Но она не жаловалась на свою жизнь, нет. Как можно жаловаться на то, что было твоим собственным, больше ничьим, и что выпало только тебе, больше никому? Как прошла, так и ладно, во второй раз не начнется. Потому-то и хватает человеку одной жизни, что она у него одна, – двух бы не хватило. А старуха жила нехитро: рожала, работала, ненадолго падала перед новым днем в постель, снова вскакивала, старела – и все это там же, где родилась, никуда не отлучаясь, как дерево в лесу, и справляя те же человеческие надобности, что и ее мать. Другие ездили, смотрели, учились новому – зато она их слушала, когда доводилось, удивлялась их рассказам, да и сама нарожала ребят, которые ездят не хуже других, но никогда ей не приходило в голову, что хорошо бы стать на чье-то место, чтобы, как он, больше увидать или легче, как он, сделать. Из своей шкуры не выскочишь – не змея. И никогда никому она не завидовала, как бы удачно он ни жил и с каким бы красивым лицом ни ходил, – для нее это было нисколько не лучше, чем хотеть себе в матери чужую мать или в дети чужого ребенка. Своя жизнь – своя краса. Случались и у нее светлые, дорогие радости, каких ни у кого не бывало, и случались дорогие печали, которые чем дальше, тем становились дороже, роднее и без которых она давно бы уж растеряла себя в суете и мельтешенье; после каждого несчастья она заново собирала себя из старых косточек, окропляла живой водой и подталкивала: ступай, живи, без тебя никто на твое место не заступит, без тебя никто тобой не станет. Пока не избылась – будь, иначе нельзя. Справлять свою жизнь для нее было то радостью, то мучением – мучительной радостью, она не знала, где они сходились и где расходились и что из них для нее было полезней; она принимала их в себя для себя же, для своего продолжения, для того, чтобы озариться их потайным огнем.

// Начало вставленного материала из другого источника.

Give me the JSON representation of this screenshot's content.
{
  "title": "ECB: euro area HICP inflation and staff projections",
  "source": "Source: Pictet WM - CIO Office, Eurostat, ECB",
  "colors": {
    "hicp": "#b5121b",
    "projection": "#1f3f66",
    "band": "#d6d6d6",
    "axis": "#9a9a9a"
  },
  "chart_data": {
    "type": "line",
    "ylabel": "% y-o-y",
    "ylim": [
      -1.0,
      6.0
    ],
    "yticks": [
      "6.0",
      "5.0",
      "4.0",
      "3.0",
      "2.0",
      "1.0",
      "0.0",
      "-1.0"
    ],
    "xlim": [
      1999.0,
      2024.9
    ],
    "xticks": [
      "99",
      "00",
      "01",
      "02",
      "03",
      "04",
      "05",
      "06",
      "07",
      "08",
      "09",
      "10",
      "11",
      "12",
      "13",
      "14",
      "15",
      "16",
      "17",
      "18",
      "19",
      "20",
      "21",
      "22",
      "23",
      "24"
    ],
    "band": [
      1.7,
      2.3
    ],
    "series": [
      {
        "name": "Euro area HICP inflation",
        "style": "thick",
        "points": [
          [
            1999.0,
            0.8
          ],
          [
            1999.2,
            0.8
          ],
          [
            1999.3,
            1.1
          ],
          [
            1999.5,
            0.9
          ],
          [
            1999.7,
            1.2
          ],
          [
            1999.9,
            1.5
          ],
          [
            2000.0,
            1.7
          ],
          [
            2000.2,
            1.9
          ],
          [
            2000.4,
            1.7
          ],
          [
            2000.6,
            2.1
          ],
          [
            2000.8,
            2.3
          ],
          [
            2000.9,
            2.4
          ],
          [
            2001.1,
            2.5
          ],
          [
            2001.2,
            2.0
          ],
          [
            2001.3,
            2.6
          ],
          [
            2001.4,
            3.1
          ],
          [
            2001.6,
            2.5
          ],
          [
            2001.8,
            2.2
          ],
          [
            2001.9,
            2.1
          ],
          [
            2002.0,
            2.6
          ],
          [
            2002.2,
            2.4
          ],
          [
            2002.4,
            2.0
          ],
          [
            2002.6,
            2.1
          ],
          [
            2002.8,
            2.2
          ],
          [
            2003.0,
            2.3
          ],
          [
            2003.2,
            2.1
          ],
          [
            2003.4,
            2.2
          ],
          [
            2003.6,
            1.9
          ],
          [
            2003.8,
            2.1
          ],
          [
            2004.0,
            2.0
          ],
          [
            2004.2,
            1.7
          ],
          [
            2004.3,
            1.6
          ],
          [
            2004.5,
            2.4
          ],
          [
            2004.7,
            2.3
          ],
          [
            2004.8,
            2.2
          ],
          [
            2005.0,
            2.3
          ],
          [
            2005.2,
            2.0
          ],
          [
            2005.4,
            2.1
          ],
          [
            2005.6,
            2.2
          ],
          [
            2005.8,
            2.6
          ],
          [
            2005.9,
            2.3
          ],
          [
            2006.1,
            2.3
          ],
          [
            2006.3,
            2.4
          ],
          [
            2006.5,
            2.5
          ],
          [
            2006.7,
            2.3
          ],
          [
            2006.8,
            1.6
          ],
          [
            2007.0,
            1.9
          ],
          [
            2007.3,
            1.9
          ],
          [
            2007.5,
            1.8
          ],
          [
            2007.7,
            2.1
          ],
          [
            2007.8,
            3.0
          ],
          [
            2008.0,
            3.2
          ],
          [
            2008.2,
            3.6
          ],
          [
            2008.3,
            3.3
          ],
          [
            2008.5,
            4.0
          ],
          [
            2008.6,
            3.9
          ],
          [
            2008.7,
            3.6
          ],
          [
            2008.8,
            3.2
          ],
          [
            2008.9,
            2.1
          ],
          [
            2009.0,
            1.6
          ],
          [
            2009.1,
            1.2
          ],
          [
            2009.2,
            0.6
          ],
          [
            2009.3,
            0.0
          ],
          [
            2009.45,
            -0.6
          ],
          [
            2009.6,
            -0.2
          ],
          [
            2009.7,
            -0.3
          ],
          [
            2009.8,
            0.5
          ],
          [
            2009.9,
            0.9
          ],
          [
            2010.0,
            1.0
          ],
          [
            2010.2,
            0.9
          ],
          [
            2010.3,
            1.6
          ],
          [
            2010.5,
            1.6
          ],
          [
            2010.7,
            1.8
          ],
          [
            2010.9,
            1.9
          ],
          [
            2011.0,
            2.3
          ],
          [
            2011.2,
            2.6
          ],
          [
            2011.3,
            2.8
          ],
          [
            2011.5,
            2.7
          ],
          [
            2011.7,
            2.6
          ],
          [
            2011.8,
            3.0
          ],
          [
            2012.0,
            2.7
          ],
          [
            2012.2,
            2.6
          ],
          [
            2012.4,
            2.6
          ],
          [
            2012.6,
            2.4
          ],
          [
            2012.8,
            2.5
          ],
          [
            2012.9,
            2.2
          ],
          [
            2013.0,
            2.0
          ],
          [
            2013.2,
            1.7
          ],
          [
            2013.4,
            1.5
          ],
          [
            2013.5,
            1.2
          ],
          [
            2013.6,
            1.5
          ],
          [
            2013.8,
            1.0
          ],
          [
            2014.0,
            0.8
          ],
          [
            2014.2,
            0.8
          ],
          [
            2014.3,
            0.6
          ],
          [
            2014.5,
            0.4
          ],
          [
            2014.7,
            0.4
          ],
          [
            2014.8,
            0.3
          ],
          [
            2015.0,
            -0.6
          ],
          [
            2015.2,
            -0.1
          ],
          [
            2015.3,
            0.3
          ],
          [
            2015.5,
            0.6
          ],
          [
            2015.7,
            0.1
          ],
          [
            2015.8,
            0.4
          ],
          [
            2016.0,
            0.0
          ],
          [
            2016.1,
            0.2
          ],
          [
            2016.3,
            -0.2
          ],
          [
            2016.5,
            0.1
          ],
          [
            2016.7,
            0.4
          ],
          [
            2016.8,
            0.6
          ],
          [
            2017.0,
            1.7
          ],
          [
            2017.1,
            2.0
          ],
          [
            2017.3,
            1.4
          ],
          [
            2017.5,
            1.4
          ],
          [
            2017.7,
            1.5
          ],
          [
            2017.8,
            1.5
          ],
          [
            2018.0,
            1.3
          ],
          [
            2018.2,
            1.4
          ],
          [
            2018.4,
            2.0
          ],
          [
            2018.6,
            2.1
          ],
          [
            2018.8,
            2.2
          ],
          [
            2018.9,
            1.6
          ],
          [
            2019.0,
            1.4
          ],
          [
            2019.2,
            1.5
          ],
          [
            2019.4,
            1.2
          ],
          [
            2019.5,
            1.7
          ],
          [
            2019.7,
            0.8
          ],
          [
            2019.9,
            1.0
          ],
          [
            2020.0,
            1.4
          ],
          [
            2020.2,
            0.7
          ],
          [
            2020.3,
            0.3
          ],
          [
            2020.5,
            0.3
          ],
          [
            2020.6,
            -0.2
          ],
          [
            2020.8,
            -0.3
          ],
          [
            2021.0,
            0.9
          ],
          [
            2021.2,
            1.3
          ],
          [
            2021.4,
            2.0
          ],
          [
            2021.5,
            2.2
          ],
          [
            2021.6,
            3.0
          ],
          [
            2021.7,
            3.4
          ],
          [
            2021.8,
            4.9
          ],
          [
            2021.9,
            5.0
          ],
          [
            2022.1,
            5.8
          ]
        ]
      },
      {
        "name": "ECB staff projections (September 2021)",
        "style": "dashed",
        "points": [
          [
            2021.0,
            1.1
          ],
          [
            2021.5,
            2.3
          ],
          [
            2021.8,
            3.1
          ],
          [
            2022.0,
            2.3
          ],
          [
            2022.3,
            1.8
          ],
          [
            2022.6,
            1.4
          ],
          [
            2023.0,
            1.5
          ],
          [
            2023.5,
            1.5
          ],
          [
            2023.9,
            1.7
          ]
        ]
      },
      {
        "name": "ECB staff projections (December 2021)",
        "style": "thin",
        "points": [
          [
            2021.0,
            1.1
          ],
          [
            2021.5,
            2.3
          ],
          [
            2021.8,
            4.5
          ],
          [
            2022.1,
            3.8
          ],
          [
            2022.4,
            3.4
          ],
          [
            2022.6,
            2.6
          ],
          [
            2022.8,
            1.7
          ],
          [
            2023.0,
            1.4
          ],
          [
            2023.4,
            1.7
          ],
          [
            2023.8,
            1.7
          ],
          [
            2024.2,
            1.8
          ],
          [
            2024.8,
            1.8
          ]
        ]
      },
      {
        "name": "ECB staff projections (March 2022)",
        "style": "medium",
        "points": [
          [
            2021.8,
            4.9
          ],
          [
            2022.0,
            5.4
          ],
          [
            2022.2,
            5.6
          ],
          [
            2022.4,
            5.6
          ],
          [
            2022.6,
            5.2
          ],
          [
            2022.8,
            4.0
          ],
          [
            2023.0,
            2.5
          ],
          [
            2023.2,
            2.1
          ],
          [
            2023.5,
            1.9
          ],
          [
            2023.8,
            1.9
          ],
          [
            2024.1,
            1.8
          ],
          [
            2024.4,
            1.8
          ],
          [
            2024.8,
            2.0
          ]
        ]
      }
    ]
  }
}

Старуха лежала, слушала-слушала, с каким вниманием дышит в ночи изба, освещенная колдовским, рясным светом звезд, слушала глухие невольные вздохи дремлющей земли, на которой стоит изба, и высокое, яркое кружение неба над избой, и шорохи воздуха по сторонам – и все это помогало ей слышать и чувствовать себя, то, что навсегда выходило из нее в ночной простор, оставляя плоть в легкости и пустоте.
И своя жизнь вдруг показалась ей доброй, послушной, удачной. Удачной, как ни у кого. Надо ли жаловаться, что она всю ее отдала ребятам, если для того и приходит в мир человек, чтобы мир никогда не скудел без людей и не старел без детей.
Она вспомнила слова, которые сказал ей Михаил после рождения Володьки, своего первенца. Он не был пьян от вина, его опьянило удивление, что он, сам почти еще парнишка, стал отцом и принял первое участие в продолжении человеческого рода. Он сказал:
– Смотри, мать: я от тебя, он от меня, а от него еще кто-нибудь. – И добавил с затаенностью и горечью провидца: – Вот так оно все и идет.
Он только тогда понял, что вот так оно все идет, шло и будет идти во веки веков и до скончания мира, когда эта простая, никого не обходящая истина, не замкнувшись на нем, накинула на него новое кольцо в своей нескончаемой цепи. И тогда же как следует, по-взрослому и наедине сам с собой, он понял, что смертен, как смертно в мире все, кроме земли и неба. И это заставило его пойти к матери и сказать ей то, что она знала давным-давно и думала, что он знает тоже.
В какой-то момент старухе почудилось, что она находится в старом, изношенном домишке с маленькими, закрытыми изнутри окнами, а звездное завораживающее сияние проходит сквозь стены, сквозь крышу. Каждое из окошек – это воспоминание о ком-нибудь из ребят: здесь о Люсе, здесь о Варваре, а это об Илье, о Михаиле, о Таньчоре. Сверху еще один ряд совсем маленьких заколоченных окошек, которые трогать ни к чему, – это воспоминания о тех, кого уже нет в живых. Как лунатик, старуха бродит от окошка к окошку, не оставляя после себя тени, и не знает, какое из них ей открыть, куда посмотреть, кого выбрать.